6th International Conference on Natural Language
and Speech Processing
December 16-17, 2023
Alex Waibel
Alexander Waibel is Professor of Computer Science at Carnegie Mellon University (USA) and at Karlsruhe Institute of Technology (Germany). He is director of the International Center for Advanced Communication Technologies. Waibel is known for work in AI, Machine Learning, Multimodal Interfaces and Speech Translation Systems. He introduced consecutive and simultaneous speech translation in 1991 and 2005. Waibel proposed early Neural Network learning methods, including the TDNN, the first shift-invariant (“convolutional”) Neural Net (1987) and many multimodal interaction systems.
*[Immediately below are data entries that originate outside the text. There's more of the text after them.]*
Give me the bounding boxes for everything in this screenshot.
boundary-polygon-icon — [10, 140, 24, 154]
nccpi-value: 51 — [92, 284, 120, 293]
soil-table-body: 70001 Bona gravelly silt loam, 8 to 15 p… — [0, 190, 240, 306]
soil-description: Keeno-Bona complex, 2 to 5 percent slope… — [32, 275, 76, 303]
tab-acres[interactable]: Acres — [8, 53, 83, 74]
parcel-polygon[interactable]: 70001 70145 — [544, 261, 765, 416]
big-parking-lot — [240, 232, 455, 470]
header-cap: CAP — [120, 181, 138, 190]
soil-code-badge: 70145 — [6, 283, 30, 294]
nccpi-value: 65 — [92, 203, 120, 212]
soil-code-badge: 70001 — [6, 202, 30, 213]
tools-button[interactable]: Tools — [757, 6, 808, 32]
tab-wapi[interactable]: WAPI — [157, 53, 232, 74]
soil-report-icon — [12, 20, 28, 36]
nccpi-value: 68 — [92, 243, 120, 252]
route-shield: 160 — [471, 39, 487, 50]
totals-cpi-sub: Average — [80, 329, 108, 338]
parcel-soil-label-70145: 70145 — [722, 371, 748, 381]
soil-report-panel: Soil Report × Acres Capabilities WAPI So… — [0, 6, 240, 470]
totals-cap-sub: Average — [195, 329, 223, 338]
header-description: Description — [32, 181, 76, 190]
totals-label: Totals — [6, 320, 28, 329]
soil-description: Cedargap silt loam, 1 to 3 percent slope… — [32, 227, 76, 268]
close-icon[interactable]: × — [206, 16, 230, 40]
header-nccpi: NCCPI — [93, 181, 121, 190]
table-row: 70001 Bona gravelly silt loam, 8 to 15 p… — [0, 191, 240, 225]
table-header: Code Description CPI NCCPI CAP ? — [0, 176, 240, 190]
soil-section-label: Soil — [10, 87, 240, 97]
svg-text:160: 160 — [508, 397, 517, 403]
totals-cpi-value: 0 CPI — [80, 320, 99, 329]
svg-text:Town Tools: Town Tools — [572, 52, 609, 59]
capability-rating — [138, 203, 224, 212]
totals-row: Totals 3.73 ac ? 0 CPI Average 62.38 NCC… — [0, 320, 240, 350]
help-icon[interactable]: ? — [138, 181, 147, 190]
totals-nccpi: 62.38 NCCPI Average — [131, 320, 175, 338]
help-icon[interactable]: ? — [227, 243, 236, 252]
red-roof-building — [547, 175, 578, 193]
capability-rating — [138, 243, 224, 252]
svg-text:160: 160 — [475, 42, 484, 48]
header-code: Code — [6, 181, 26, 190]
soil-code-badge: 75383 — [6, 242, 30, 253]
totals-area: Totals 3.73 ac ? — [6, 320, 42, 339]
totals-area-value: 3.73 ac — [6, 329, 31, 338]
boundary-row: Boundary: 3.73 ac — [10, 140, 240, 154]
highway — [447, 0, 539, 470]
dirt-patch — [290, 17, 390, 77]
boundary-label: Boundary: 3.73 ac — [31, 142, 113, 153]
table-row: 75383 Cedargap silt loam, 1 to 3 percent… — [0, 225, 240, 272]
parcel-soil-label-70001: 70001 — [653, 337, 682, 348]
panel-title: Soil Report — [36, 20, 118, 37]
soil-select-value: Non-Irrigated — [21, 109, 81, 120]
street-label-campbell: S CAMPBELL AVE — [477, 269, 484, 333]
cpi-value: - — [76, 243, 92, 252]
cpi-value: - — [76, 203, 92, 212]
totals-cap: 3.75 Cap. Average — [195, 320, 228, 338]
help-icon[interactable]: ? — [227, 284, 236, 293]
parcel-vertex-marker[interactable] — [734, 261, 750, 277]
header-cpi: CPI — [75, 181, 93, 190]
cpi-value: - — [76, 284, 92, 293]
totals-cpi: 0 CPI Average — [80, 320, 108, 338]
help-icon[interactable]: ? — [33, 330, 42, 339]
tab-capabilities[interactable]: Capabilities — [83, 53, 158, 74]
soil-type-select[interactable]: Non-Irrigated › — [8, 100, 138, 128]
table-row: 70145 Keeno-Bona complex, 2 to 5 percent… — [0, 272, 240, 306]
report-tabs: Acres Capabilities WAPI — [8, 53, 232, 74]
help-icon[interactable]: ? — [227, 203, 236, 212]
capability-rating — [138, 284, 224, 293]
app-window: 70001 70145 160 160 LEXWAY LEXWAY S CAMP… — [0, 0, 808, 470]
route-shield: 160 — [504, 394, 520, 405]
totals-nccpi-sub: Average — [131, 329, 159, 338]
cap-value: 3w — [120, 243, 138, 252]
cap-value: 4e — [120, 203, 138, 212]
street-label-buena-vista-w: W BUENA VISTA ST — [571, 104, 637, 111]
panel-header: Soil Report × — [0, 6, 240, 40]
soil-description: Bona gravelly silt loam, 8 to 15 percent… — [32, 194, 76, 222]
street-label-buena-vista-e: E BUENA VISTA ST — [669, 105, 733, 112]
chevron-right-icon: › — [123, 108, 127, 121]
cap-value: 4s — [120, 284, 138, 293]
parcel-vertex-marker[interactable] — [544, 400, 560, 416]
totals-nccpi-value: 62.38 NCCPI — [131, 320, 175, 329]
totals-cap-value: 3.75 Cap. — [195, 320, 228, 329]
Waibel founded/co-founded more than 10 startups, including Jibbigo, first speech translator on a phone (acquired by Facebook 2013), and Kites, simultaneous translation services (acquired by Zoom 2021). Waibel is a member of the National Academy of Sciences of Germany, Fellow of the IEEE and of ISCA, and Research Fellow at Zoom. He holds BS/MS/PhD degrees from MIT and CMU
Keynote title: Transcending Communication Barriers: From Machine Translation to Language Transparence
Abstract
As we marvel at impressive advances in Artificial Intelligence in recent years, we may wonder whether the problem of language translation and language barriers has been solved. Aside from remaining technical issues, it is important to note that translation is only one (even though important) step toward making people on the planet understand each other: Our thoughts are expressed in many ways: speech, text, video, handwriting, road signs, facial expressions, voice, lip movement, emotion, gesture, mannerisms and more… For frictionless communication, the way technology is deployed in different settings is just is as important a consideration as the performance of the technology itself and they come with profound consequences on the technical design and requirements. To make language barriers fade into the background, we need language transparence, not only translation: multimodal, immersive, cross lingual, culturally aware, proactive communication and dubbing tools that interpret the communicative intent and transcend barriers between us. In this talk, I will review major milestones on our journey and discuss our latest advances and activities toward this goal.